The Prior informed the community of Robert Sambourne’s disclosure the next morning and the upshot was astonishment at Dunstan’s eccentric interference and unqualified support for Anselm; at last they rallied around a single flag: pity for the fool who should have known better. They passed him in the cloister, strangely polite. Benedict and Jerome offered to take his turn washing the refectory floor. No one had any idea how Anselm might extricate himself from his predicament: he would return to court knowing his client was guilty but obliged to discredit his victim. Only Sylvester had words for the moment, disclosed on Monday morning:
‘Be prepared.’
For what? Anselm thought, walking slowly along Holborn. The unexpected? That had already happened; and Anselm hadn’t been prepared. There was nothing he could do to resolve the situation. If Littlemore was convicted, that left Justin Brandwell free; if Littlemore was acquitted, the two of them would remain at large, all the wiser, far more careful, incapable of truly recognising the scale of harm they’d caused and might well cause again. The two of them plagued by a perverse, self-affirming guilt that would never lead to change. A narcissistic guilt, very close to pleasure, that fed on continual offending. Anselm could have wept. And not just for Harry. That phrase ‘the Silent Ones’ had captured his indignation and sense of purpose. It had brought within reach the silent suffering he’d known about but had never encountered. And it had all been a mirage, an alluring distraction to draw Anselm away from the awful truth. It had brought him on side to help the very people who thrived on silence.

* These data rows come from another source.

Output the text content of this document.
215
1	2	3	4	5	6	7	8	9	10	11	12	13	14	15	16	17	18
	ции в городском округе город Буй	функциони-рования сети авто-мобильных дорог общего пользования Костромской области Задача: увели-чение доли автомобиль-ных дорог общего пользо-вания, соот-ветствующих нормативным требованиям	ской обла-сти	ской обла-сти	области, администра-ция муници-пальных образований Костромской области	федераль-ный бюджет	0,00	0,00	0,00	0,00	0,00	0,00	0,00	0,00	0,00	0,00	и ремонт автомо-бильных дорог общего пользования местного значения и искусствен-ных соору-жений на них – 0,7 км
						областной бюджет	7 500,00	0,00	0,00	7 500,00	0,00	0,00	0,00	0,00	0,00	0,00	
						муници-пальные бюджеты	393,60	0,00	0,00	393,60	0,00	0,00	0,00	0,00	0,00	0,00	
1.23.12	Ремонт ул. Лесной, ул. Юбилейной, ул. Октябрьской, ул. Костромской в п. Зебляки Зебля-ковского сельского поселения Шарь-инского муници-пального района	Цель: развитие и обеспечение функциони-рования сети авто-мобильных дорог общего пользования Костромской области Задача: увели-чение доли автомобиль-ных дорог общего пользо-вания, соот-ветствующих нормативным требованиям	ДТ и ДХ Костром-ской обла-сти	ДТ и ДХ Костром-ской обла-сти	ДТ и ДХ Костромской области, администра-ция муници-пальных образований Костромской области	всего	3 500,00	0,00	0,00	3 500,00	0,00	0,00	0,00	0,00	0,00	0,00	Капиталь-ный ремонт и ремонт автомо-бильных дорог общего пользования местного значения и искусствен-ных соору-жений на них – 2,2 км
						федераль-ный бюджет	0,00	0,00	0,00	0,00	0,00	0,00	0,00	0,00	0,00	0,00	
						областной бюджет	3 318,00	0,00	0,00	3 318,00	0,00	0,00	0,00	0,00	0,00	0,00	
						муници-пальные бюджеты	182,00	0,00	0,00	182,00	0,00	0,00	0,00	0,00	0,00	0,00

‘Canna have a minute of yer time, Father?’
Anselm stopped and turned. Standing in a closed shop doorway was a wiry, hunched figure, head shaven, hollow-cheeked, the forehead scarred above brown, childlike eyes. It was Fraser.
‘You need to know something, okay?’
Another unwanted revelation? thought Anselm. He waited, already wearied.
‘I think you should know that there’s something passin’ between the granddaddy, Martin, and his son … Justin. I dunna know wha’ it is … but I’m sure it’s important, al’right? And I dinna like tellin’ ye, but I’ve got to think of the wee fella.’
Anselm, of course, was hardly surprised; he didn’t need to be told, but he waited some more.
‘I followed Martin to a café where he met Justin.’
Anselm nodded.
‘And Justin was all upset – cryin’ and that, and I’m a startin’ to think maybes he’s not the man I thought he was, you get ma meanin’?’
Anselm did; he nodded sympathetically. Fraser’s hero and saviour was turning out to be the kind of man that had put people like Fraser on the street in the first place. His soft brown eyes were misting with a refusal to think that far, but he couldn’t stop his mouth:
‘I think summat might have happened to the wee fella on that holiday … I heard what you were sayin’ in court and I caught your drift, okay … and I just thought ye should know that the granddaddy seems to know already. I followed him to a café …’
What could Anselm say? He went for phrases he’d often used at the Bar to calm those distraught relatives who couldn’t face an emerging truth about one of their kin:
‘A great deal can still happen. Everything can change its appearance. The trial is never over until the jury comes back with a verdict. Until then, try not to come to any conclusions.’
With those words, he left Fraser wringing a flat cap as if it were a dish-cloth. Anselm was almost distraught himself: a broken man’s reconstructed world was about to be dismantled again, and this time there wouldn’t be much chance of building something new afterwards.
Anselm turned into Old Bailey. He could see the court ahead and the group of steadfast protesters. He could see the banner held in silence by two people who’d used scripture to speak for them: ‘What you hear in the dark, you must speak in the light.’ But Anselm had heard nothing. He’d been in the dark and now he was approaching the light. What else could he do, except to cross-examine Harry Brandwell?